L’aide que Tul­lio appor­tait aux par­ti­sans, par son tra­fic sub­til, l’au­dace de ses ran­don­nées vers l’alpe et la combe, au gré des liber­tés qu’il pre­nait avec ses jours et soi­rées de per­mis­sion avait dû prendre une telle place dans sa vie que rap­pe­ler ce pas­sé héroïque à moi, une gamine, qui, jamais, n’en avais enten­du par­ler, suf­fi­sait à émou­voir en lui des zones obs­cures. J’a­vais été frap­pé par l’in­sis­tance avec laquelle il m’a­vait décrit la beau­té de la fille de la combe, ses longs bras blancs, son regard. Bête­ment — je le regrette encore — je finis par lui dire, pour rompre l’é­mo­tion qui finis­sait par me gagner : « Tu n’é­tais pas un peu amou­reux de la fille ? » Au lieu de me répondre, il pour­sui­vait. Le père de l’en­fant s’ap­pe­lait Lud, un déser­teur alle­mand que les par­ti­sans avaient fina­le­ment inté­gré à leur bande hété­ro­clite. Sa connais­sance, en plus de l’al­le­mand, de l’i­ta­lien, du friou­lan et du slo­vène, l’a­vait dési­gné pro­vi­den­tiel­le­ment aux contacts à prendre sur les cols. Yva et le petit enfant — une fille — ne le voyaient pas­ser fur­ti­ve­ment que toutes les trois ou quatre nuits. Tul­lio avait trin­qué une seule fois avec lui, au-des­sus du Pare­sio, un soir de bora cin­glante. Ils s’é­taient congra­tu­lés en évo­quant la vic­toire pro­chaine et en se racon­tant ce qu’ils savaient, par bribes, de l’a­van­cée des Amé­ri­cains et des Polo­nais, si pas­sion­né­ment atten­dus. Ils étaient exal­tés. Lud avait même deman­dé à Tul­lio de prendre soin d’Y­va, au cas où il lui arri­ve­rait quelque chose. Trois jours plus tard, un faux Friou­lan ven­dait à une patrouille alle­mande ce qu’il savait sur les allées et venues de Lud. Une escouade l’at­ten­dit un soir, à l’en­trée de la combe, l’emmena jus­qu’à la cabane où ils l’exé­cu­tèrent en même temps qu’Y­va, devant la vieille porte.

Tul­lio, aver­ti par un ancien des douanes qu’il se pas­sait quelque chose au-des­sus du Pare­sio et qu’il valait mieux « res­ter au ter­rier », vou­lut pour­tant y cou­rir immé­dia­te­ment, à la nuit tom­bée.

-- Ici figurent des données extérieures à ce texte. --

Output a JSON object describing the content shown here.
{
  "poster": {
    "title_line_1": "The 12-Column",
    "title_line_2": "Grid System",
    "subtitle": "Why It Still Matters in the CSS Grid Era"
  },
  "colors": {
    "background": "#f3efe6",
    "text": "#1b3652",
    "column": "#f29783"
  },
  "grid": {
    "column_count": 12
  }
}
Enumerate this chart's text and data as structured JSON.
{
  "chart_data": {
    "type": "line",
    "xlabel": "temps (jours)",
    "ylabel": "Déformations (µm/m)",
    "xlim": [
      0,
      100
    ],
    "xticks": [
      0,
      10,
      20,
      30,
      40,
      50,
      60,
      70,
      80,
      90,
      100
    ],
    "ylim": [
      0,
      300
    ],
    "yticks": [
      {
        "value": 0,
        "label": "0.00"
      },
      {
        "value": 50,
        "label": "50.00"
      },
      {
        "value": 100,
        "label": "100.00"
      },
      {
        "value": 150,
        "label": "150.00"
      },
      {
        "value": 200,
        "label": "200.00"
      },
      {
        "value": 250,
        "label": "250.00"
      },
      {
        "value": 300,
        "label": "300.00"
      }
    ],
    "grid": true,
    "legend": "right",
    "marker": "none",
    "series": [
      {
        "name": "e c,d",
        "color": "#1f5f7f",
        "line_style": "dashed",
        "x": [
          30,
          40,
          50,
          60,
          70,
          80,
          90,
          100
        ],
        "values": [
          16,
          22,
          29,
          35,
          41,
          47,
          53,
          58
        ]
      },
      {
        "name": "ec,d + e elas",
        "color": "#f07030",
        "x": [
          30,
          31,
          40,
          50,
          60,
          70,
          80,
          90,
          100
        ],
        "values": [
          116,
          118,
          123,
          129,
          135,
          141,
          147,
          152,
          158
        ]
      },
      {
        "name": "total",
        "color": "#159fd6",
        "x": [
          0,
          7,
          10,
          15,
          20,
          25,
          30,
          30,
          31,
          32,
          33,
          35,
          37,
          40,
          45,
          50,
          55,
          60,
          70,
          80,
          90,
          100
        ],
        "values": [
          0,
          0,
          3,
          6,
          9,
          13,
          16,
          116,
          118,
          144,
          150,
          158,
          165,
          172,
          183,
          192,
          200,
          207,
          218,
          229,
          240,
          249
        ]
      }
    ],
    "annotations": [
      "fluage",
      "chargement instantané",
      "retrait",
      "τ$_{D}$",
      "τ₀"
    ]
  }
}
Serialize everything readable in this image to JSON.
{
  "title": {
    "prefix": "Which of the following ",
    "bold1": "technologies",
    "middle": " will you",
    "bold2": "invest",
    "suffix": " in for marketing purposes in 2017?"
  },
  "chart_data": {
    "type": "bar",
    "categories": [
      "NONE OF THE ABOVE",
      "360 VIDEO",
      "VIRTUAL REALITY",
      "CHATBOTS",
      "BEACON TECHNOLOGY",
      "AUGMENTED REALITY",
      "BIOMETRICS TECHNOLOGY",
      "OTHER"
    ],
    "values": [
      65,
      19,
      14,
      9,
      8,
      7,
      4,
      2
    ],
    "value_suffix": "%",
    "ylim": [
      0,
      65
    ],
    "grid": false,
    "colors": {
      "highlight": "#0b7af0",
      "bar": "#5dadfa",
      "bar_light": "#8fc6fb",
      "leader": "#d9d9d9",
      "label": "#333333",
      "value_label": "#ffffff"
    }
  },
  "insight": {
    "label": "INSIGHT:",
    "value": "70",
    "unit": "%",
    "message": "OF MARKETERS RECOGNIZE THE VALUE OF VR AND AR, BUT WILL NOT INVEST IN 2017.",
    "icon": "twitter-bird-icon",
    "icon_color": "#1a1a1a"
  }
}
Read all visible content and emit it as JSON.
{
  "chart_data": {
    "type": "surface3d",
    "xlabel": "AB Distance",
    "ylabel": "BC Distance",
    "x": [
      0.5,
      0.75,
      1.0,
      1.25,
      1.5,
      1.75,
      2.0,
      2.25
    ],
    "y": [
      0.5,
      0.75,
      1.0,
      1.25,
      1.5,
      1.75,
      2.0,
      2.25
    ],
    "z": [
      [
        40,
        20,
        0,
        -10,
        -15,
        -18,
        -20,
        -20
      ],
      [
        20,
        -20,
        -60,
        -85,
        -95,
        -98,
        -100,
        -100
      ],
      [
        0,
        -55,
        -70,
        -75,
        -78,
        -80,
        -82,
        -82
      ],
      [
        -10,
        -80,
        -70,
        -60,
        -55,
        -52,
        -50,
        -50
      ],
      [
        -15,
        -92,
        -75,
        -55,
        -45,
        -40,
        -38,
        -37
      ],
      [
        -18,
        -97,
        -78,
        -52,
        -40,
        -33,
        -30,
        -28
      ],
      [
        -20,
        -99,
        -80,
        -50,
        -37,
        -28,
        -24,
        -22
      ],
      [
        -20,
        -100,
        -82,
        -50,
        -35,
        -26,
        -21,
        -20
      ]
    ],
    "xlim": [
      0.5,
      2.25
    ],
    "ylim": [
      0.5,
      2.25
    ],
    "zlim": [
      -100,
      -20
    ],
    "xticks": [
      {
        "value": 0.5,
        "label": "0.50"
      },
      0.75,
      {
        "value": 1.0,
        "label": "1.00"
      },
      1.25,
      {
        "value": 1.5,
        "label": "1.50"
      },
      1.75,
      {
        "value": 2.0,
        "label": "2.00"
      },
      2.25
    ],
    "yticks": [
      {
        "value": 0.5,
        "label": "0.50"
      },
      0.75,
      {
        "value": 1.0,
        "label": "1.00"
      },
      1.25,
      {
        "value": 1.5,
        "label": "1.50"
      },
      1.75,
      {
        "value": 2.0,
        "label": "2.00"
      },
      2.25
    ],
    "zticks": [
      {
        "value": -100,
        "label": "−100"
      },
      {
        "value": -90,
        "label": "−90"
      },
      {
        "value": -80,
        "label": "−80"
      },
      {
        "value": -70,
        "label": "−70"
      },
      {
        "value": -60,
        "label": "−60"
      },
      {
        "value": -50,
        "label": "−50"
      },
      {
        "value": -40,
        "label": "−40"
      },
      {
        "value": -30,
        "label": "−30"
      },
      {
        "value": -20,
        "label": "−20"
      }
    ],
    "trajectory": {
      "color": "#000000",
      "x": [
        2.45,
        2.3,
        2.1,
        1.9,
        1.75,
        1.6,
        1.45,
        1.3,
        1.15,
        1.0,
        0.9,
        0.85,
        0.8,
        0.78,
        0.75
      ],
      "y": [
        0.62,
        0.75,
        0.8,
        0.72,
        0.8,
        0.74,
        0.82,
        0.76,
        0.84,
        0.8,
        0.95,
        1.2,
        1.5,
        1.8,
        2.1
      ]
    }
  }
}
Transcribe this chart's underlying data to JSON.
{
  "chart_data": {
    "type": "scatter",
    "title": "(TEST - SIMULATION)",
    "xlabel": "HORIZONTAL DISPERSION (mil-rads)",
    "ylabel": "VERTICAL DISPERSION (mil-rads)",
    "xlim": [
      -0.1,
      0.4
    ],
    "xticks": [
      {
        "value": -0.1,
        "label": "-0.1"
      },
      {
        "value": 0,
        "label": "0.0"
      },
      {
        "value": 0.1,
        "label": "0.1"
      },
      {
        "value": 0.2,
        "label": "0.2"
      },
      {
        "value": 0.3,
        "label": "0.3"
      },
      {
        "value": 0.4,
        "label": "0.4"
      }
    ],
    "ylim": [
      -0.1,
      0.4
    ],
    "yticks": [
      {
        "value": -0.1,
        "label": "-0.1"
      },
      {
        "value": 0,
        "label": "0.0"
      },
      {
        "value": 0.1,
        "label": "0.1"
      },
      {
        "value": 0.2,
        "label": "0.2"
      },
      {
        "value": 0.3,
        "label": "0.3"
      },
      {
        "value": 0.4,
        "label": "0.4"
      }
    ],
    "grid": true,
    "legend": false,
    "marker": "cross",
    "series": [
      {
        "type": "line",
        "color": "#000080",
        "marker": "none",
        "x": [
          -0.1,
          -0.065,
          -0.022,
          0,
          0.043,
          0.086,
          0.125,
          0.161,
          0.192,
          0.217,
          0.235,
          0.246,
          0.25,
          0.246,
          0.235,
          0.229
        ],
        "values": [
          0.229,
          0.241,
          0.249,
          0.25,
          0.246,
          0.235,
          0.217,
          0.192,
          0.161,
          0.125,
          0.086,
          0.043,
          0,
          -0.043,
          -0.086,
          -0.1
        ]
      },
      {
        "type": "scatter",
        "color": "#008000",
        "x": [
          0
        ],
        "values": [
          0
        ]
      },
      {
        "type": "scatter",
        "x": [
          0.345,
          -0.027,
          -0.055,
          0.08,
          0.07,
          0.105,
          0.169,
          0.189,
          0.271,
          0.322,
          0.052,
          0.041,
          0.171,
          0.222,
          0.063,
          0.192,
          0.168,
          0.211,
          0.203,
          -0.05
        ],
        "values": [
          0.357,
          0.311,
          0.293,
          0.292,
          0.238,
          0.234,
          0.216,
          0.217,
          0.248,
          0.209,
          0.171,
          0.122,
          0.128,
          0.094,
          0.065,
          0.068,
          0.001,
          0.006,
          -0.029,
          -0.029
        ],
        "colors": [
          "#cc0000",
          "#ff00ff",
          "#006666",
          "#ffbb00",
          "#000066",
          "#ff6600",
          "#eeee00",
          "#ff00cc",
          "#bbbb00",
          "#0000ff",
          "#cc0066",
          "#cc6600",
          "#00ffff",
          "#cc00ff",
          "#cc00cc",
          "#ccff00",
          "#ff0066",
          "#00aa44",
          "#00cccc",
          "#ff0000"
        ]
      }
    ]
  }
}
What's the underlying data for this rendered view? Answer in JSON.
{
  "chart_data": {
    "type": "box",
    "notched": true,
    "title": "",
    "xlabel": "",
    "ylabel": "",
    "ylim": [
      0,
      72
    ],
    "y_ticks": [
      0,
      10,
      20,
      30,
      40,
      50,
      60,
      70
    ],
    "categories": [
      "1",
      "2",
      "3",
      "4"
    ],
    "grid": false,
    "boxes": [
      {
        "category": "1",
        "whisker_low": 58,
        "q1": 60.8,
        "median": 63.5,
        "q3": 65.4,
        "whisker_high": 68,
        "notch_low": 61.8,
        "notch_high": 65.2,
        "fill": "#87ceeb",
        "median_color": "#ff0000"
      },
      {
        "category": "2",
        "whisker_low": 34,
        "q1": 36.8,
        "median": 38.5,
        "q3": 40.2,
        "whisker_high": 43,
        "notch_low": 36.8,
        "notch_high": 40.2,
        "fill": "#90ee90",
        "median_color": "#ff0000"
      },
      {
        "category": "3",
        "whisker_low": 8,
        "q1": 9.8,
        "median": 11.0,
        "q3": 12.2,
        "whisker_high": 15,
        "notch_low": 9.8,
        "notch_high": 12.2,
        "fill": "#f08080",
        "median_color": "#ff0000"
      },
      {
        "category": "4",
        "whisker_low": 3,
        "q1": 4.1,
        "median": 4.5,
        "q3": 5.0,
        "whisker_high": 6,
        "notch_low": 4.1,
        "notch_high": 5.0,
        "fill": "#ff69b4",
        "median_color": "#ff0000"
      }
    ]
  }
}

Après avoir lon­gue­ment obser­vé les crêtes, sous une lune très claire, et s’être assu­ré que la combe était déserte — les Alle­mands étaient par­tis à la pour­suite de pas­seurs qui les ber­naient en les atti­rant de failles en res­sauts — il des­cen­dit à la cabane, trou­va les deux corps tom­bés en tra­vers l’un de l’autre, sang mêlé déjà sec, ain­si qu’à l’in­té­rieur, l’en­fant indemne, qui gei­gnait, presque incons­ciente, épui­sée d’a­voir hur­lé en vain tout le jour. Tul­lio me dit qu’il ten­ta de lui faire ava­ler quelques gor­gées d’eau de sa gourde et qu’il la des­cen­dit à toute allure vers la ville. San­dra et Ono­frio firent le reste. Tul­lio se tut. J’é­tais foudroyée.